Я знала, что люблю, теперь я это знала. И еще я знала, что чувство это для меня в мои отнюдь не юные годы совершенно ново во всех несчетных своих проявлениях. Ничего подобного никогда со мной не случалось, ничего хоть сколько-то похожего на мое теперешнее состояние я никогда не испытывала…

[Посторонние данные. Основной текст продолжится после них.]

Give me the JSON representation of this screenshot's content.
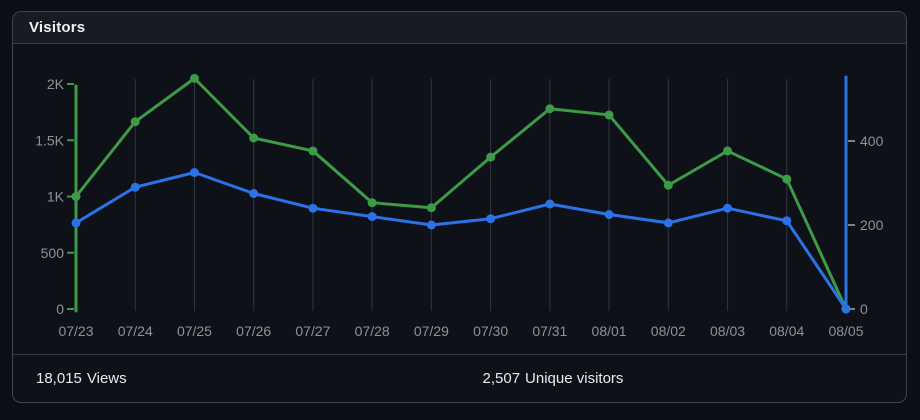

Большинство женщин лишь с годами, с приходом расцвета, зрелости узнают, что такое оргазм, начинают испытывать всю полноту сексуальной близости. Я же, напротив, все это постигла достаточно рано, едва ли не с первых дней жизни со своим первым и единственным мужчиной.
Но любовь, близость душевная, наиболее высокая и значительная, пришла ко мне не в пору юности, а с усталыми годами и нелегкой зрелостью.
Ну и пусть! Я рада ей, я счастлива, как только может быть счастлива женщина, встречая ее, свою первую и настоящую любовь!
А он… Он узнает о моей любви, если захочет о ней узнать. А если нет… Я все равно счастлива, я благодарна ему не за его, а за свою любовь.
Странно, но счастье мое просилось на волю слезами, мне хотелось плакать, но я дотерпела до дома. Слава Богу, ни Ольги, ни Лешки с Игорьком не было, и на этот раз мне ничего никому не пришлось объяснять. Хотя, надо думать, несуразное мое состояние вполне располагало к допросу с пристрастием.
Взяв с собой магнитофон и кассету со своими любимыми балладами Криса Ри, голос которого был так похож на голос Лаврентия, я забралась в теплую ванну. Здесь моих тихих слез никто не увидит, и даже когда я выйду из своего убежища, на мокрые глаза и покрасневшие веки никто не обратит внимания.
Я плакала и думала о том, что свело нас с ним само провидение, и ничто другое. Ведь травматология, где он почему-то лежал, хотя должен был бы лежать в нейрохирургии, не была отделением, закрепленным за мной. Как раз наоборот, постоянно я работала именно в нейрохирургии. Но в этот день одна сотрудница попросила ее подменить. И именно в этот день настала очередь Лаврентия сдавать кровь на общий анализ, хотя сдают такой анализ только раз в десять дней.
И еще я думала о том, как мне его называть. Ни одно из ласкательно-уменьшительных производных от его имени никоим образом не годилось. Только его полное имя — Лаврентий — было ему к лицу.
Шел третий день нашего знакомства, и я запомнила его целиком, потому что это был последний день нашего существования друг без друга. Дальше была общая жизнь, уже не делимая памятью на дни. Вспоминаются только отдельные случаи, происшествия, события, радости и печали, обретения и потери, лишь отчасти привязанные к тому или иному сроку.